The economic system of cryptocurrency has different types of coins; these alt-coins are exchanged, traded or used as a means of transaction – which means they function as money only that they are digital or virtual. One of such is the coin Ethereum also called Ether. Ethereum is mostly used in two capacities, firstly, as a means of transaction; and secondly, it functions as a system of blockchain. Ether is the currency or better still ‘the cryptocurrency’ while Ethereum is the system on which it is generated.
In 2014, it was created by a team of people led by Vitalik Buterin – a Russian-Canadian programmer and researcher of cryptocurrency. It was then released to the public on the 30th of July 2015. Buterin and his team were able to create it with funds generated from a crowd sale in which Ether was on sale and was being bought with Bitcoins.
In 2017, the value of Ether was almost $1500 however, in 2018 it plummeted to $200. Just like other types of digital currency, there are factors that influence its price. Keep reading to learn more about some of these factors.
1. Competition
In any economic system, competition is a healthy way to grow and increase the market; however, it also affects the value and price of every other commodity. The rate at which this digital cash market is growing means that there are new currencies being released every other month. This, in turn, means that every other type of Bitcoin on the market is at risk of having a reduction in its number of users.
When Ethereum was released, Bitcoin controlled all the coins in the market. They were the only coins that could be traded with, and their control was so strong that the makers of Ethereum had to sell Ether with Bitcoin. But with the emergence of Ethereum, everything changed. Since its inception, other types of cryptocurrency have sprung up and just as Ether provided competition to Bitcoin, the same way these new coins are competing for market space and affecting their value.
2. Cryptocurrency Exchange Structure
Cryptocurrency is still in its nascent stage with less than twenty years in existence. There is no solid historic exchange structure for the system which makes the market not very stable. This uncertainty can trigger a price change in every crypto coin that is currently in circulation. Despite this apparent volatility, the exchange of this currency still continues in the midst of complete uncertainty. With relatively new currencies like Ether, customers may not be completely familiar with how they work. This affects Ether’s exchange speed and value as the lack of knowledge could potentially cause customers to flee and in turn cripple the value of Ether.
3. Government Regulation
Bitcoin was not created under the power of any country’s government, but this has not stopped governmental bodies from trying to regulate the use of cryptocurrency. This has been the case in Asian countries. This attempt at regulation will definitely affect the value of the coins that are used in the market of Bitcoin.

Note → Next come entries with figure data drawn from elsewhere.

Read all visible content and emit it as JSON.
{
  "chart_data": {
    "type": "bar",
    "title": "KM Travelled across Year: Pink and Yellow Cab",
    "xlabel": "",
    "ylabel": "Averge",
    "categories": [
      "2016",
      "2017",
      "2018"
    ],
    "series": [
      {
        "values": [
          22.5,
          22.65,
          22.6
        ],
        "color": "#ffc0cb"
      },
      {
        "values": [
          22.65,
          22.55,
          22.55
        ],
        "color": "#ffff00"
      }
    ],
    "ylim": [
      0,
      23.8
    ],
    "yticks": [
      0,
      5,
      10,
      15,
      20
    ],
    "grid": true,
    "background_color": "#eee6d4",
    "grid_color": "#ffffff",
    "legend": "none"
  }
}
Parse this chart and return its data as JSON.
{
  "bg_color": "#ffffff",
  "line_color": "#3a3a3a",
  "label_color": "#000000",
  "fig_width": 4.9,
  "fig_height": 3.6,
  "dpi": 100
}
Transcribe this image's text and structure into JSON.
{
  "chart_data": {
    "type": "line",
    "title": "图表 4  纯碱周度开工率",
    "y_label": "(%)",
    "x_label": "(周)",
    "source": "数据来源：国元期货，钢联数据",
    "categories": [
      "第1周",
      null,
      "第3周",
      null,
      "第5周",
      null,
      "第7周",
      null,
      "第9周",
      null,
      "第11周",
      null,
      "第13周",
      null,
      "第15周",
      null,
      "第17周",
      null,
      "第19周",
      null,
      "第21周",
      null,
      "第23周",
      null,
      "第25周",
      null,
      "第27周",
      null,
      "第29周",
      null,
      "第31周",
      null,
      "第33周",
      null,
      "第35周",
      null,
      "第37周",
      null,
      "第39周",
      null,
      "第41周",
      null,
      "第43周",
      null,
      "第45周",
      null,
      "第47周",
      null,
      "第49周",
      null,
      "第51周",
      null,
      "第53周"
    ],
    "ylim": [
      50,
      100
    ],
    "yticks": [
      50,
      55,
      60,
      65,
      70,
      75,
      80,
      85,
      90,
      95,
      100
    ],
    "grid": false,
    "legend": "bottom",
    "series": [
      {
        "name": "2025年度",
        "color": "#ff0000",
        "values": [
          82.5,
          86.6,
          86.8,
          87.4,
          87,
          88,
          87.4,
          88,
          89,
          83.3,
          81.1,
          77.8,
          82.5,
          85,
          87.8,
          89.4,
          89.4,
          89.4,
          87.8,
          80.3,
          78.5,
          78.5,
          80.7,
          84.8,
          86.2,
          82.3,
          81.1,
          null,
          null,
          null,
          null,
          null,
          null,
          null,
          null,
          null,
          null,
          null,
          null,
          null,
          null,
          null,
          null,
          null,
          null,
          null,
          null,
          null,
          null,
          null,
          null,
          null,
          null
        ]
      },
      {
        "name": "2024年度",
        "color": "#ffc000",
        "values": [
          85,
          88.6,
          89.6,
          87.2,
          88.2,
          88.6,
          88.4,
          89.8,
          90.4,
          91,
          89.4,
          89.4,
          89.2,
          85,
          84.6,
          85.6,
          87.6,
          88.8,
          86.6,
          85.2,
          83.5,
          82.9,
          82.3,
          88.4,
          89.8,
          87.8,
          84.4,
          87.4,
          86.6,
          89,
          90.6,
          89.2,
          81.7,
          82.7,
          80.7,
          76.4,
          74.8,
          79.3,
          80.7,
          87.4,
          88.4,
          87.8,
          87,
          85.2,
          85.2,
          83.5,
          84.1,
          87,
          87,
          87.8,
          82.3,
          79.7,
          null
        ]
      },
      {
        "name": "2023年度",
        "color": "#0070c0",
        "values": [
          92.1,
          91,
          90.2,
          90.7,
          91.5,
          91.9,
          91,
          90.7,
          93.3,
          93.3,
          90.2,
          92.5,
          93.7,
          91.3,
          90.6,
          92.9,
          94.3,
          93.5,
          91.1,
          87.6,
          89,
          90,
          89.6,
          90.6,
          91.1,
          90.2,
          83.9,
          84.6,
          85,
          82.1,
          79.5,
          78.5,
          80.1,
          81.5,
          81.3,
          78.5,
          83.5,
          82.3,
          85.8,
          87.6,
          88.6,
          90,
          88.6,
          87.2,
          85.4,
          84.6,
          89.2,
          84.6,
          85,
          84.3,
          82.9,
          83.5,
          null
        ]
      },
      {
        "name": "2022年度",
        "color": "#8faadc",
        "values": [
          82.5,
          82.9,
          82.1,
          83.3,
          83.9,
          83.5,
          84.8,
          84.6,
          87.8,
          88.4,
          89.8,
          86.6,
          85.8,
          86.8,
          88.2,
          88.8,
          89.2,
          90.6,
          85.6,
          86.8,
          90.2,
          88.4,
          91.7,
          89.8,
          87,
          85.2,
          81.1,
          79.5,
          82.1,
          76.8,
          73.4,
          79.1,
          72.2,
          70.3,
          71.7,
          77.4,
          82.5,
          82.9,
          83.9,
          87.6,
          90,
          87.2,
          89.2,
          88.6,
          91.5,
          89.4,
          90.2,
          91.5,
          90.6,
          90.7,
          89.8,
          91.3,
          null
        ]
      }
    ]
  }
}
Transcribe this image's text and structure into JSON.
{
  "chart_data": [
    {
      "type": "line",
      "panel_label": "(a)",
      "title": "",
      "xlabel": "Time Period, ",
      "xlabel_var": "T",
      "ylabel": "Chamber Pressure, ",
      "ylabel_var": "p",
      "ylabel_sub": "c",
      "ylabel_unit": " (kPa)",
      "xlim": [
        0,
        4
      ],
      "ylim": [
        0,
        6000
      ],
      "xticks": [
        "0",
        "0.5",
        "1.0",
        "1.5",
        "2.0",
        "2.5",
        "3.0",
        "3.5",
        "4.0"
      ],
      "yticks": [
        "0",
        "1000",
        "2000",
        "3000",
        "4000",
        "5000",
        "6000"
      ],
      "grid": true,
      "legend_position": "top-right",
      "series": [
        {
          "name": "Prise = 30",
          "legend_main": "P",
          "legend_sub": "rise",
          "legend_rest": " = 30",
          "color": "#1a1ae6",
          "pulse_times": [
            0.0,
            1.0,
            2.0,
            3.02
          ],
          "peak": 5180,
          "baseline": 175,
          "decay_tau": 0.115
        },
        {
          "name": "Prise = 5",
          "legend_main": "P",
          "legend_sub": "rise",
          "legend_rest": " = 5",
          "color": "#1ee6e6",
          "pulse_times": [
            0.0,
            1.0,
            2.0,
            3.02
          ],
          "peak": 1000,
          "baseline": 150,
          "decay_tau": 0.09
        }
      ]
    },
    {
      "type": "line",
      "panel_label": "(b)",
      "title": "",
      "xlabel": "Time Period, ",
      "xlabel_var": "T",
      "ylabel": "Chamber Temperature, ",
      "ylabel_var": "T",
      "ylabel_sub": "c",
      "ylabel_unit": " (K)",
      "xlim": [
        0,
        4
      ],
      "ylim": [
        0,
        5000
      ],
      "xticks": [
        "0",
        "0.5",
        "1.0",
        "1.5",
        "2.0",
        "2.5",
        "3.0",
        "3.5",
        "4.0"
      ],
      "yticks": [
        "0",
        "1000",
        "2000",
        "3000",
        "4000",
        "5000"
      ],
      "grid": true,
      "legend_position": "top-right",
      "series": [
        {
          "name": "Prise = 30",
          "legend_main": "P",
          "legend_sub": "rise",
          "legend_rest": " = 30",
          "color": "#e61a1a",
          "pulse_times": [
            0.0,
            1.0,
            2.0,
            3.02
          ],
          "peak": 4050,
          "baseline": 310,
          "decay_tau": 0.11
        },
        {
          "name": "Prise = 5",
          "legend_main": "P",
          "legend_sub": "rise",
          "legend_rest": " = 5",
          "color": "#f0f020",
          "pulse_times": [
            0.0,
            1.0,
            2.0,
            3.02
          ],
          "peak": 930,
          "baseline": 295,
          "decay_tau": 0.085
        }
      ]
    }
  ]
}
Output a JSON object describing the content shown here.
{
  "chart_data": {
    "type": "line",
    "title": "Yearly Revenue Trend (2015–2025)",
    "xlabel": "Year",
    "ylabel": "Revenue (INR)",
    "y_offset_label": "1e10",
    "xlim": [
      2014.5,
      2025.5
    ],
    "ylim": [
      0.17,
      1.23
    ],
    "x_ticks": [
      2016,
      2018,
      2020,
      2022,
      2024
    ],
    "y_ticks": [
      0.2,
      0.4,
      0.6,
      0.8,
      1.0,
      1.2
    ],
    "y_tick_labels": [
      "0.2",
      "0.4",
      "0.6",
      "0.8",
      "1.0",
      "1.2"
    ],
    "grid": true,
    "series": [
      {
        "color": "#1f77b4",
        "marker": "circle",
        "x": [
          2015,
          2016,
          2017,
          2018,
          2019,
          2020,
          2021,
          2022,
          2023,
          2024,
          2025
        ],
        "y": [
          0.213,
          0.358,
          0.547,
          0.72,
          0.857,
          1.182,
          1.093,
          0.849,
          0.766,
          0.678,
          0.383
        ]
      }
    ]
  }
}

In the past, Japan, fearing that Bitcoin was used to fund terrorism, decided that all actions involving cryptocurrency in the country were to come to a halt. This caused a decline in the value of all currencies under Bitcoin. When this incident occurred, Ether was not yet in use. However, if this was to occur today, Ether currency will most likely lose value and experience a drop in price.
4. Supply and Demand
Markets thrive on the power of supply and demand. In a scenario where demand trumps supply, prices are hiked. Likewise, if there is a surplus in supply without the equivalent demand, prices plunge. This law is operative in the cryptocurrency marketplace. If the demand for Ethereum surpasses its supply, there will be an increase in the prices of the few that are available. In 2018 the supply of Ethereum crossed the 100 millionth mark, making 100 million Ethers available for purchase and this has raised the fears of people who already have Ethereum wallets. Such a high supply would not help the price of Ethers as prices only increase in the face of scarcity.
5. Features of Ethereum
It has been mentioned earlier that Ethereum does not only function as digital cash but has a set of features that set it apart from Bitcoin and other cryptocurrencies. These unique features have the power to increase or decrease Ethereum prices – it all depends on how these extra features are accepted or used by buyers of Bitcoin.
6. Mining
Cryptocurrency functions just like gold in a lot of ways – they can both be used in substitute of real money, and they are both acquired by ‘mining’. Yes, you read right, mining. However, the methods of mining are vastly different as gold is mined physically while Ethereum is mined digitally. This explains the large number of techies on cryptocurrency platforms. Digital money is mined by solving complex mathematical solutions – you would have to solve mathematical equations to unlock a certain amount of virtual cash and the same applies to Ether. To cause a hike in Ether, miners can hoard the currency they have and induce a scarcity and the same applies vice versa.
7. The Media
The news is very influential in the value and price of Ethereum, and it does not necessarily have to be restricted to news from the media. Word of mouth also qualifies as news. If the talk about Ether in a particular time period or place does not speak well of this virtual currency, then prices would be affected negatively. The opposite is true if the general news does speak well of the digital currency.
8. Trends
The way news influences the decision to buy or refrain from purchasing Ethereum is the same way Bitcoin trends affect the price of Ether. In cryptocurrency circles, there are periods where certain currencies are hot in the market. As a buyer you can choose to go with the trends and purchase Ether, but keep in mind that with the trend comes a change in price as prices may either increase or drop, depending on how available Ethereum is at the time of purchase.